Ray turned halfway and winked at me.  

“You stop that right now, Raymond!  I have half a mind to march you right back in there.”  Ray changed his face and sounded contrite.  “You look nice today.”  She reached across the seat to hold his hand.  I saw his jaw muscles set.  

“I’m going in there.  Make sure they clear up this nonsense.”  She shut the car off and looked at her face in the rear-view mirror.  “Back in a sec.”  We watched a policeman hold the door for her and keep looking.  She walked in with her purse under her arm.  Ray turned around to me.

“How’d you get that?”

“Got into a rumble, SmallFry.”  He asked if I wanted to go to the pool.  We talked about the high diving board.  After a while Mom got back in.  She checked herself in the mirror and started the car.

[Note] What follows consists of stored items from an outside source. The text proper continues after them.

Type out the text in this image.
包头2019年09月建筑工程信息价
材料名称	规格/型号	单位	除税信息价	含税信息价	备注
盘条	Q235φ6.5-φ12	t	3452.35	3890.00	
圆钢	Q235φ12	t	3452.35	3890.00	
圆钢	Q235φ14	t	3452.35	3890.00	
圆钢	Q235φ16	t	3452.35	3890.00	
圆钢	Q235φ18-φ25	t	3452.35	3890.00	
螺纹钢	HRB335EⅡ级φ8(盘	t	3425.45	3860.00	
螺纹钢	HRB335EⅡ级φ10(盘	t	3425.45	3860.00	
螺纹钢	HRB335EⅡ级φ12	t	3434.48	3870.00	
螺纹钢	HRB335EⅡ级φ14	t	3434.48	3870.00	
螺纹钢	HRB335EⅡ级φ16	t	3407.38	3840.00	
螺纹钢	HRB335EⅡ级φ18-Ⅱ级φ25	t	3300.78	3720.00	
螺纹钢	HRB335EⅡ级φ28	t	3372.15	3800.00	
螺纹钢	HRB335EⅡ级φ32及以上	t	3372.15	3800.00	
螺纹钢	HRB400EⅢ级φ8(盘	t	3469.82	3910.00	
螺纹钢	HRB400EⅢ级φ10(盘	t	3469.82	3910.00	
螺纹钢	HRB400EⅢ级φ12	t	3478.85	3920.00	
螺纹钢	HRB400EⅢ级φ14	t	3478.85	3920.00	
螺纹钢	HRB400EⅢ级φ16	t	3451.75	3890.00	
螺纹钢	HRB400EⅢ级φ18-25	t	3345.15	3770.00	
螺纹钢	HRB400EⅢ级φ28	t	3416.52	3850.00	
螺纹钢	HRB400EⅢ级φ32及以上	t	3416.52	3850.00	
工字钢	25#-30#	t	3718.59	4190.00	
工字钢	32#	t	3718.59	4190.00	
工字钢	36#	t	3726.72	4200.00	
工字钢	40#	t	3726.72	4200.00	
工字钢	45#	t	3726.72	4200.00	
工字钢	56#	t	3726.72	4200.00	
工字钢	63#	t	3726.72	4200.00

“What do you want for dinner, Raymond?”

Ray raised his eyebrows.  Mom hummed a song.  I sat in the back and hoped for macaroni and cheese.

*

The Pontiac

I was the first punk not afraid to walk up the driveway. I saw him smoking in the front seat of his car, one leg in, the other leg out. He shifted his head and watched me walk up to the car door and ask if I could look inside. “I want one of these.”

He nodded. “You know what this is?” He stared straight at me. I said it was a 1967 Pontiac LeMans with all-original interior from the look of the dashboard and door panels, dials and chrome knobs and the dual-gate shifter in the center console. I touched the split-bench seat behind his shoulder and felt hard black vinyl. He lifted the cigarette to his mouth and took a drag and exhaled smoke through his nose.

We sat in his car until it was dark, smoking cigarettes and listening to the oldies station that he sometimes tapped the steering wheel to. I asked if he was born there. I told him I couldn’t wait to get out. “It’s a good town and all but nothing that hasn’t been done will ever get done.” He flicked the cigarette away from the car and we lit up again.

“You want to take a drive?”

I said sure and asked if I could take the wheel. He looked sideways at me and blew out smoke fast. “Sure do got a pair,” he said. I knew he was going to let me drive, not out of the gate but later. “She’s got a lot under the hood.” I knew he couldn’t wait. He fired her up. I never heard such a sweet sound before, not from the inside. The floorboards rumbled. I could feel it through my feet. This car had balls. We growled down the driveway and into the street. The car was hungry for the pedal, itching for it, edgy. I threw my arm across the top of his seat behind his shoulder. He grinned and asked if I was ready. I nodded and gripped the door with one hand and the back of his seat with the other before we jumped and that untamed devil roared away from his house and his life and we yelled and whooped over the engine and the wind and the darkness as we blasted out, out into a suddenly wide world.